Quant au Pouvoir, son attitude est lisible. Lui qui brandit la paix sociale comme l’unique acquis de ses deux décennies de gestion de l’État, ces massacres sont un démenti sans appel de cette paix tant vantée. Il préfère ignorer ces massacres qui sont une vilaine balafre sur l’image paisible du pays, que l’on vend à la Communauté internationale. Aussi, la compassion du Burkina se manifeste pour les pays voisins.
Vers le Mali, par exemple. On organise un casting de réfugiés touareg (dont le statut serait contesté par le pouvoir de Bamako) pour remplir le stade du 4-Août. Au même moment, une vraie tragédie se déroule sur son sol. On pourrait penser que le spectacle de la charité pour réfugiés de guerre attire les bailleurs de fonds et fait tomber les dollars du HCR et de la Croix-Rouge dans l’escarcelle tandis que la reconnaissance des massacres de Peuls appelle une véritable politique foncière, une justice libre. Chose vraisemblablement au-dessus des forces d’un Gouvernement pris à la gorge par la vie chère et incapable d’une vision politique d’envergure. Voilà pourquoi pendant que l’on dépèce du Peul sur son sol, le Gouvernement Tertius regarde ailleurs.
Nous sommes si pessimiste, direz-vous. Pourquoi écrivons-nous alors ? Nous sommes Burkinabè et nous sommes avant tout un humain. En tant que citoyen burkinabé, nous ne voulons pas que notre pays ouvre la boîte de Pandore (celle de la division) qui va compromettre l’unité nationale, nous voulons un pays où toutes les communautés vivent en harmonie, et nous attendons de notre pays qu’il offre à tous ses citoyens protection et assistance. Et puis, devant le massacre de femmes, d’enfants et de vieillards, dont le seul péché est d’appartenir à une ethnie, il est difficile de rester indifférent. Mourir parce que "Peul, c’est Peul" est inacceptable. Pour tout homme.

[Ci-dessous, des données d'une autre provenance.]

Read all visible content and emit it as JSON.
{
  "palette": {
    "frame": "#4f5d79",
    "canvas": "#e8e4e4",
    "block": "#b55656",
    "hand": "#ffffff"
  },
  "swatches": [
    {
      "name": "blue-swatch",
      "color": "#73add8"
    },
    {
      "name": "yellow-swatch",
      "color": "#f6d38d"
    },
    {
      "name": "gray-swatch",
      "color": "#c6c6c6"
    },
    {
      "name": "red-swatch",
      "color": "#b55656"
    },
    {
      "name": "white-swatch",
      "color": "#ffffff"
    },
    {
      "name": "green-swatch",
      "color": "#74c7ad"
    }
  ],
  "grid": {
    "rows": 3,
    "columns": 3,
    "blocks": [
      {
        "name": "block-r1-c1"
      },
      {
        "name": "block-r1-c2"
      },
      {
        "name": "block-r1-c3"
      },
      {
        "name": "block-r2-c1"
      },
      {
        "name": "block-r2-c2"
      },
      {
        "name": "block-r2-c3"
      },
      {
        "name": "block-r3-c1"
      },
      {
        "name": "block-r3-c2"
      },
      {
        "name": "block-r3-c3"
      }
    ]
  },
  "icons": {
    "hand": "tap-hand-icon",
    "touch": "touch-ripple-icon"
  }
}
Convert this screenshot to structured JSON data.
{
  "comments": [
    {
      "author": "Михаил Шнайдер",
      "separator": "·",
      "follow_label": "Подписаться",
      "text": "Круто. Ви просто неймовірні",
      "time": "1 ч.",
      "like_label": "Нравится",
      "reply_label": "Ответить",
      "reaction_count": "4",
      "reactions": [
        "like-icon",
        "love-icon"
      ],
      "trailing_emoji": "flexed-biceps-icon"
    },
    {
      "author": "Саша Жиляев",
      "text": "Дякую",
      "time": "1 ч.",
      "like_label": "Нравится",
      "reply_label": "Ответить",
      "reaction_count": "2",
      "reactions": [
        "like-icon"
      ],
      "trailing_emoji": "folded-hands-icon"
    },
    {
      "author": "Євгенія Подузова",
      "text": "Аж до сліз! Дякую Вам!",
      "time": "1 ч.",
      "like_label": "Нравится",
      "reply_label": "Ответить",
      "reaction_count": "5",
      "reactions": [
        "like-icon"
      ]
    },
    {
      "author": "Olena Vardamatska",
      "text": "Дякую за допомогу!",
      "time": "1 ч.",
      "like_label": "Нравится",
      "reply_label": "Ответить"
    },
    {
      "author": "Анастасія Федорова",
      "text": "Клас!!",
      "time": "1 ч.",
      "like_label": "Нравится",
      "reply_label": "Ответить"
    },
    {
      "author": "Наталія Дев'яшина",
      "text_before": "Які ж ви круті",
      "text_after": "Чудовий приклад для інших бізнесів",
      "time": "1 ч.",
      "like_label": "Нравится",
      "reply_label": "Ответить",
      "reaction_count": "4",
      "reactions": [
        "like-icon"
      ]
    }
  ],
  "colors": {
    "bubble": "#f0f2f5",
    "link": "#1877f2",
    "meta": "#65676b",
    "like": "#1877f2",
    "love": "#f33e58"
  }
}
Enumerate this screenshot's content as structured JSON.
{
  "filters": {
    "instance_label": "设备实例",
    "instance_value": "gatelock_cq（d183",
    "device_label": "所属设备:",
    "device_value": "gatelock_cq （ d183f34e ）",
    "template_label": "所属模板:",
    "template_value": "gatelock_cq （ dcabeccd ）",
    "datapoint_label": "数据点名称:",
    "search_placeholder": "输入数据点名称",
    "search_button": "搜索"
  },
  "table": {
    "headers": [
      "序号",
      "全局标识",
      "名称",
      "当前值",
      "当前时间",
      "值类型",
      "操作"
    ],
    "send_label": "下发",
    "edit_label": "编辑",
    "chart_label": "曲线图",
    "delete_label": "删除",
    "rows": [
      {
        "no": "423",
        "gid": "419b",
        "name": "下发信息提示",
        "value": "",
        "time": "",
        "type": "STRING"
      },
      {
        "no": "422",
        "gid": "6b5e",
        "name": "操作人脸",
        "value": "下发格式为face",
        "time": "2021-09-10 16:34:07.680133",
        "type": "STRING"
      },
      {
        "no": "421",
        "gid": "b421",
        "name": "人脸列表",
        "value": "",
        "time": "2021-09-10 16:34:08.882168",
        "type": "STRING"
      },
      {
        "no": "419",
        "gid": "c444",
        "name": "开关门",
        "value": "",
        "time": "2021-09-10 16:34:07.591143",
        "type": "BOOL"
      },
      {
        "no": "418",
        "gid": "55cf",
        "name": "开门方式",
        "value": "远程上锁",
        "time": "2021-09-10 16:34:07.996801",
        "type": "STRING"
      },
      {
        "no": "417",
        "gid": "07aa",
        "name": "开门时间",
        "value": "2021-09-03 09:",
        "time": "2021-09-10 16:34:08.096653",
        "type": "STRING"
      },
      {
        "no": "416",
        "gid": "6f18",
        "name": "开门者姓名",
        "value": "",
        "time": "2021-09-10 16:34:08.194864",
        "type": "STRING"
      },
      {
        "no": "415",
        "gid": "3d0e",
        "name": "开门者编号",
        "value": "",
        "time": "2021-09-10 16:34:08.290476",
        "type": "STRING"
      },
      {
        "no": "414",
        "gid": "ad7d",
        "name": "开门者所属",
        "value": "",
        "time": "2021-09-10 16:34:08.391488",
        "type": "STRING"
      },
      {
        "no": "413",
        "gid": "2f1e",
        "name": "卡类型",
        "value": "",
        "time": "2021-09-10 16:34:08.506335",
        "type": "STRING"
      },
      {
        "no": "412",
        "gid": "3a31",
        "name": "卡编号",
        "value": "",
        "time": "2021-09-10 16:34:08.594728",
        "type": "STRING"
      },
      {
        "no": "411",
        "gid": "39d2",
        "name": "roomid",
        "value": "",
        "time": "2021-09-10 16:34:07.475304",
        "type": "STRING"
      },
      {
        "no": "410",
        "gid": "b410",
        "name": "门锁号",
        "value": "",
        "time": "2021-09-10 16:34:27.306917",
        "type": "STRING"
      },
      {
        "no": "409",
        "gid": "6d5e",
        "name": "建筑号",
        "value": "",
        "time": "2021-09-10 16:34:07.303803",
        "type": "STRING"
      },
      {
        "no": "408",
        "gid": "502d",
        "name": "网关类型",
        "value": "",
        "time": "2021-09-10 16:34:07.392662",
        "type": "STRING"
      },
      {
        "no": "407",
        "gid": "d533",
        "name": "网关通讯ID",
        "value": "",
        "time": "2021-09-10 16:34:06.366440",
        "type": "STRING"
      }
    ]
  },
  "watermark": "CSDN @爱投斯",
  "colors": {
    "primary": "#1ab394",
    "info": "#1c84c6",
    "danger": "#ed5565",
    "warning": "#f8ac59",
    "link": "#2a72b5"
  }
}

Nous écrivons aussi pour que nul ne puisse dire un jour qu’il ignore ce que vivent les Peuls dans leur pays, dans notre pays. Nous nous acheminons, à petit pas, dans le silence coupable de tous, tranquillement, sûrement, vers un massacre à grande échelle des Peuls. Un génocide. C’est le mot. Un génocide peul . Alors, ne soyons pas surpris si un jour prochain un enfant peul nous prenait la main et nous disait : "Nous avons le plaisir de vous informer que demain nous serons tous tués avec notre famille". Car si les choses restent en l’état, si le politique continue d’entraver l’exercice du Droit au nom de l’apaisement, si à chaque massacre nous recouvrons les morts du linceul de notre silence, cet enfant et toute sa famille pourront être exterminés un jour prochain à Ouaga, à Fada ou ailleurs parce qu’un berger peul aura eu une altercation avec un agriculteur quelque part au Burkina. Nous en sommes avertis.